Ces locaux, qui comprennent des salles de classes, une médiathèque et un espace d’expositions, sont non seulement une vitrine pour la France et la Francophonie, mais également pour l’Université des Sciences et Technologies Electroniques de Chine et pour l’amitié sino-française dans toute la Chine, au sein de ce magnifique réseau fort et dynamique que constituent les 15 Alliances françaises.
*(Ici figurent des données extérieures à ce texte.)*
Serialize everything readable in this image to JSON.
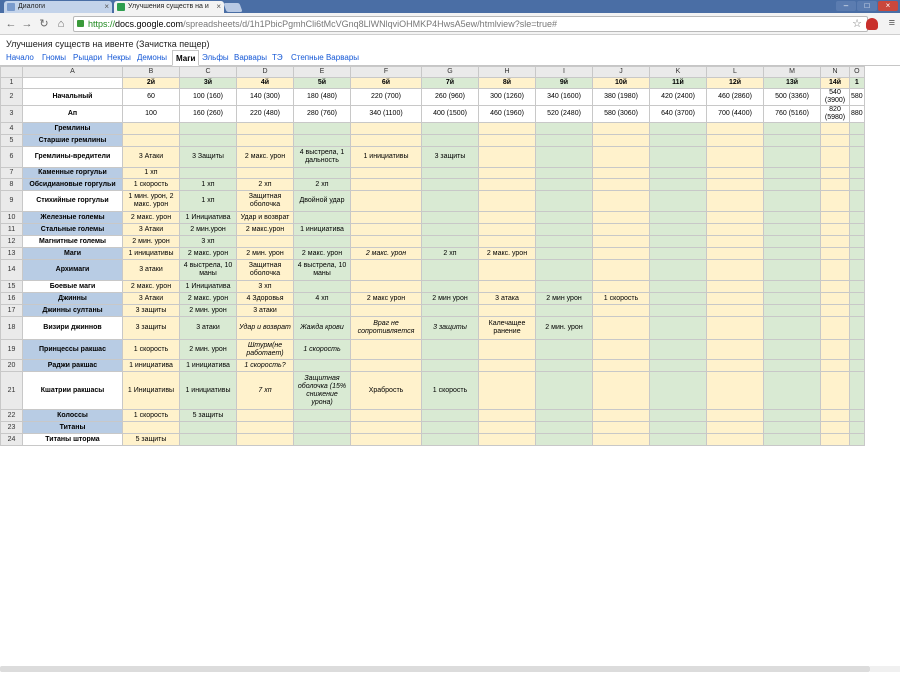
{
  "browser": {
    "tabs": [
      {
        "title": "Диалоги"
      },
      {
        "title": "Улучшения существ на и"
      }
    ],
    "url": {
      "scheme": "https://",
      "host": "docs.google.com",
      "path": "/spreadsheets/d/1h1PbicPgmhCli6tMcVGnq8LlWNlqviOHMKP4HwsA5ew/htmlview?sle=true#"
    },
    "colors": {
      "frame": "#4a6ea5",
      "secure": "#1f8a1f",
      "link": "#1558d6"
    }
  },
  "document": {
    "title": "Улучшения существ на ивенте (Зачистка пещер)"
  },
  "sheet_tabs": [
    {
      "label": "Начало",
      "active": false
    },
    {
      "label": "Гномы",
      "active": false
    },
    {
      "label": "Рыцари",
      "active": false
    },
    {
      "label": "Некры",
      "active": false
    },
    {
      "label": "Демоны",
      "active": false
    },
    {
      "label": "Маги",
      "active": true
    },
    {
      "label": "Эльфы",
      "active": false
    },
    {
      "label": "Варвары",
      "active": false
    },
    {
      "label": "ТЭ",
      "active": false
    },
    {
      "label": "Степные Варвары",
      "active": false
    }
  ],
  "grid": {
    "column_letters": [
      "A",
      "B",
      "C",
      "D",
      "E",
      "F",
      "G",
      "H",
      "I",
      "J",
      "K",
      "L",
      "M",
      "N",
      "O"
    ],
    "rows": [
      {
        "num": "1",
        "name": "",
        "cells": [
          "2й",
          "3й",
          "4й",
          "5й",
          "6й",
          "7й",
          "8й",
          "9й",
          "10й",
          "11й",
          "12й",
          "13й",
          "14й",
          "1"
        ]
      },
      {
        "num": "2",
        "name": "Начальный",
        "cells": [
          "60",
          "100 (160)",
          "140 (300)",
          "180 (480)",
          "220 (700)",
          "260 (960)",
          "300 (1260)",
          "340 (1600)",
          "380 (1980)",
          "420 (2400)",
          "460 (2860)",
          "500 (3360)",
          "540 (3900)",
          "580"
        ]
      },
      {
        "num": "3",
        "name": "Ап",
        "cells": [
          "100",
          "160 (260)",
          "220 (480)",
          "280 (760)",
          "340 (1100)",
          "400 (1500)",
          "460 (1960)",
          "520 (2480)",
          "580 (3060)",
          "640 (3700)",
          "700 (4400)",
          "760 (5160)",
          "820 (5980)",
          "880"
        ]
      },
      {
        "num": "4",
        "name": "Гремлины",
        "cells": [
          "",
          "",
          "",
          "",
          "",
          "",
          "",
          "",
          "",
          "",
          "",
          "",
          "",
          ""
        ]
      },
      {
        "num": "5",
        "name": "Старшие гремлины",
        "cells": [
          "",
          "",
          "",
          "",
          "",
          "",
          "",
          "",
          "",
          "",
          "",
          "",
          "",
          ""
        ]
      },
      {
        "num": "6",
        "name": "Гремлины-вредители",
        "cells": [
          "3 Атаки",
          "3 Защиты",
          "2 макс. урон",
          "4 выстрела, 1 дальность",
          "1 инициативы",
          "3 защиты",
          "",
          "",
          "",
          "",
          "",
          "",
          "",
          ""
        ]
      },
      {
        "num": "7",
        "name": "Каменные горгульи",
        "cells": [
          "1 хп",
          "",
          "",
          "",
          "",
          "",
          "",
          "",
          "",
          "",
          "",
          "",
          "",
          ""
        ]
      },
      {
        "num": "8",
        "name": "Обсидиановые горгульи",
        "cells": [
          "1 скорость",
          "1 хп",
          "2 хп",
          "2 хп",
          "",
          "",
          "",
          "",
          "",
          "",
          "",
          "",
          "",
          ""
        ]
      },
      {
        "num": "9",
        "name": "Стихийные горгульи",
        "cells": [
          "1 мин. урон, 2 макс. урон",
          "1 хп",
          "Защитная оболочка",
          "Двойной удар",
          "",
          "",
          "",
          "",
          "",
          "",
          "",
          "",
          "",
          ""
        ]
      },
      {
        "num": "10",
        "name": "Железные големы",
        "cells": [
          "2 макс. урон",
          "1 Инициатива",
          "Удар и возврат",
          "",
          "",
          "",
          "",
          "",
          "",
          "",
          "",
          "",
          "",
          ""
        ]
      },
      {
        "num": "11",
        "name": "Стальные големы",
        "cells": [
          "3 Атаки",
          "2 мин.урон",
          "2 макс.урон",
          "1 инициатива",
          "",
          "",
          "",
          "",
          "",
          "",
          "",
          "",
          "",
          ""
        ]
      },
      {
        "num": "12",
        "name": "Магнитные големы",
        "cells": [
          "2 мин. урон",
          "3 хп",
          "",
          "",
          "",
          "",
          "",
          "",
          "",
          "",
          "",
          "",
          "",
          ""
        ]
      },
      {
        "num": "13",
        "name": "Маги",
        "cells": [
          "1 инициативы",
          "2 макс. урон",
          "2 мин. урон",
          "2 макс. урон",
          "2 макс. урон",
          "2 хп",
          "2 макс. урон",
          "",
          "",
          "",
          "",
          "",
          "",
          ""
        ]
      },
      {
        "num": "14",
        "name": "Архимаги",
        "cells": [
          "3 атаки",
          "4 выстрела, 10 маны",
          "Защитная оболочка",
          "4 выстрела, 10 маны",
          "",
          "",
          "",
          "",
          "",
          "",
          "",
          "",
          "",
          ""
        ]
      },
      {
        "num": "15",
        "name": "Боевые маги",
        "cells": [
          "2 макс. урон",
          "1 Инициатива",
          "3 хп",
          "",
          "",
          "",
          "",
          "",
          "",
          "",
          "",
          "",
          "",
          ""
        ]
      },
      {
        "num": "16",
        "name": "Джинны",
        "cells": [
          "3 Атаки",
          "2 макс. урон",
          "4 Здоровья",
          "4 хп",
          "2 макс урон",
          "2 мин урон",
          "3 атака",
          "2 мин урон",
          "1 скорость",
          "",
          "",
          "",
          "",
          ""
        ]
      },
      {
        "num": "17",
        "name": "Джинны султаны",
        "cells": [
          "3 защиты",
          "2 мин. урон",
          "3 атаки",
          "",
          "",
          "",
          "",
          "",
          "",
          "",
          "",
          "",
          "",
          ""
        ]
      },
      {
        "num": "18",
        "name": "Визири джиннов",
        "cells": [
          "3 защиты",
          "3 атаки",
          "Удар и возврат",
          "Жажда крови",
          "Враг не сопротивляется",
          "3 защиты",
          "Калечащее ранение",
          "2 мин. урон",
          "",
          "",
          "",
          "",
          "",
          ""
        ]
      },
      {
        "num": "19",
        "name": "Принцессы ракшас",
        "cells": [
          "1 скорость",
          "2 мин. урон",
          "Штурм(не работает)",
          "1 скорость",
          "",
          "",
          "",
          "",
          "",
          "",
          "",
          "",
          "",
          ""
        ]
      },
      {
        "num": "20",
        "name": "Раджи ракшас",
        "cells": [
          "1 инициатива",
          "1 инициатива",
          "1 скорость?",
          "",
          "",
          "",
          "",
          "",
          "",
          "",
          "",
          "",
          "",
          ""
        ]
      },
      {
        "num": "21",
        "name": "Кшатрии ракшасы",
        "cells": [
          "1 Инициативы",
          "1 инициативы",
          "7 хп",
          "Защитная оболочка (15% снижение урона)",
          "Храбрость",
          "1 скорость",
          "",
          "",
          "",
          "",
          "",
          "",
          "",
          ""
        ]
      },
      {
        "num": "22",
        "name": "Колоссы",
        "cells": [
          "1 скорость",
          "5 защиты",
          "",
          "",
          "",
          "",
          "",
          "",
          "",
          "",
          "",
          "",
          "",
          ""
        ]
      },
      {
        "num": "23",
        "name": "Титаны",
        "cells": [
          "",
          "",
          "",
          "",
          "",
          "",
          "",
          "",
          "",
          "",
          "",
          "",
          "",
          ""
        ]
      },
      {
        "num": "24",
        "name": "Титаны шторма",
        "cells": [
          "5 защиты",
          "",
          "",
          "",
          "",
          "",
          "",
          "",
          "",
          "",
          "",
          "",
          "",
          ""
        ]
      }
    ]
  }
}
L’Alliance française de Chengdu termine aujourd’hui un cycle, qui correspond d’ailleurs au changement prochain de direction, puisque M. Vincent quittera ses fonctions en août prochain. Je saisis cette occasion pour le remercier de son travail pendant les quatre années qu’il a passées à Chengdu. La nouvelle direction, épaulée par toute son équipe et grâce au soutien de ses nombreux partenaires, est assurée, avec un tel outil, d’un brillant avenir en matière de promotion de la langue et de la culture françaises. Avant de conclure, je voudrais m’adresser plus particulièrement aux étudiants et aux étudiantes qui apprennent ici le français : vous êtes le moteur de la relation franco-chinoise et l’élément le plus dynamique de cette relation privilégiée qu’entretiennent nos deux grands pays ; c’est la raison pour laquelle les deux présidents français et chinois se sont fixés l’an dernier un grand objectif qui vous intéressent et vous concernent tous, à savoir de porter, d’ici à 2015, à cinquante mille le nombre d’étudiants chinois en France, 75 % de ces étudiants étant inscrits en master et en doctorat et avec 50% de mobilité encadrée par un partenariat entre un établissement français et un établissement chinois. L’Alliance française de Chengdu et l’UESTC ont, de toute évidence, un grand rôle à jouer dans la mise en œuvre de ces objectifs ambitieux et nécessaires. Pour l’ensemble des contributions de l’Alliance française de Chengdu au développement des relations franco-chinoises, vous pouvez compter sur le soutien renouvelé du ministère français des Affaires étrangères et européennes, de l’Ambassade de France à Pékin et du Consulat général de France à Chengdu.

Je vous remercie de votre attention./.